Little later recounted his earliest days in the city, which was earning a national reputation for racial liberalism thanks to mayor Hubert Humphrey and his municipal Fair Employment Practices Commission. That summer at the Democratic National Convention, Humphrey would put the city on the map when he demanded that the Democratic Party “get out of the shadow of states’ rights and to walk  forthrightly into the bright sunshine of human rights.” But when Little actually arrived in Humphrey’s city, its cold streets were less-than-welcoming to a young black newcomer from the South.

Little “stayed at the YMCA downtown for four days. I walked around the downtown area. I felt so out of place because I didn’t see another black person those whole four days. The other thing was I didn’t realize it was going to be so cold, either.”

Little wandered until he found a police officer and said “”Where in the heck do black people live around here?'” The cop replied: ” ‘Well, I’ll tell you; if you go down between Third and Fourth Avenue, there is a bar that’s owned by a colored person. I’m sure if you go in there you would find some coloreds.’ So I followed his directions and I went there and sure enough it was full of black people. They really looked good. I hadn’t seen any for a while. I sat there at the bar and struck up a conversation.”

Little had found the city’s south side African American community, a small group of businesses and homes clustered along 4th Avenue, south of Lake Street. His first stop was probably the Dreamland Cafe, which was owned by Anthony B. Cassius, a labor activist and “race man.” In the bar, Little remembers that “the first thing I asked was where could a person find someplace to stay. They told me to take that streetcar on Fourth Avenue and get off at 38th Street. There was a barbershop there. Ask somebody in that barbershop and they will tell you where you can find someplace to live. So I did and they told me that up on 41st and Fourth Avenue, the second house from the corner, there was a lady by the name of Mrs. Smith that was taking in renters. That I did. That’s how I got in contact with Minneapolis, Minnesota.”

Little “got in contact with Minneapolis” through the Young Brothers’ barbershop, shown here in a 1954 photo from the Minneapolis Beacon. Barbershops like this one served as conduits for information and activism in African-American communities across the country.

Despite Humphrey’s efforts, Little found it almost impossible to get a job. “Well everyplace that somebody that would tell me, I put in a resume. They would smile and say, “OK, we’ll give you a call.” But nothing happened,” he remembers. At the Minneapolis Fire Department, Little aced the physical and written exams but “failed” the interview. This experience with discrimination would launch his career as an activist. As part of this fight, he would later join a federal lawsuit aimed at opening up hiring practices.

After a stint as a waiter at the Curtis Hotel, Little decided to go into business for himself. He did landscaping, combining this work with civil rights activism for many decades.

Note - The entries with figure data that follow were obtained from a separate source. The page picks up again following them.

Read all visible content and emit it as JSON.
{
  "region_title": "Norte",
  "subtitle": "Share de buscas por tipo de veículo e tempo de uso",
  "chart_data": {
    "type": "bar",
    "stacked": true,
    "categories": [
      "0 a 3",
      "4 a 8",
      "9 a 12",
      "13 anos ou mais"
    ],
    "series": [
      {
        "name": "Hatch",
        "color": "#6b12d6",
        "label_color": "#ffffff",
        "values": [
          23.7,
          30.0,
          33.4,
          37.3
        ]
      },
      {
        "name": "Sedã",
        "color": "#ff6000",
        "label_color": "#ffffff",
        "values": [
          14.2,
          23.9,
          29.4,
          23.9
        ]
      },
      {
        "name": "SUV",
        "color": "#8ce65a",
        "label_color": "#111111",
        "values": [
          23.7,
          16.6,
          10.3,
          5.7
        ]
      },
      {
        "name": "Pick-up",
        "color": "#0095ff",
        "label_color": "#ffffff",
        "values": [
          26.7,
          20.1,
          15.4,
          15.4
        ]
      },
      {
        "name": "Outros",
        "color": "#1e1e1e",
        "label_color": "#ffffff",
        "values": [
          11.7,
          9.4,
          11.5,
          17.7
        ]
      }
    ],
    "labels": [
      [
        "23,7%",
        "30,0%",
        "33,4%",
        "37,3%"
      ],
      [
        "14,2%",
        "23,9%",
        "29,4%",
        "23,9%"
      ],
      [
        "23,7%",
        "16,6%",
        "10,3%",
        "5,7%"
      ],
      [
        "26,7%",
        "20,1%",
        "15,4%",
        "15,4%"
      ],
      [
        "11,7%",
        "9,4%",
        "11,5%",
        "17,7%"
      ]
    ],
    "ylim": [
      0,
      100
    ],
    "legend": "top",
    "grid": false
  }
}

Matthew Little’s interview is excerpted from Jerry Abraham Voices from Minnesota: Short Biographies from Thirty-two Senior Citizens (DeForest Press, 2004).

The photo of the Young Brothers Barber shop is from the Centennial Edition of the Minneapolis Beacon: Featuring the Negroes in Minneapolis (A Scott Publication, 1956). It can be found in the Minneapolis Collection at the Hennepin County Central Library.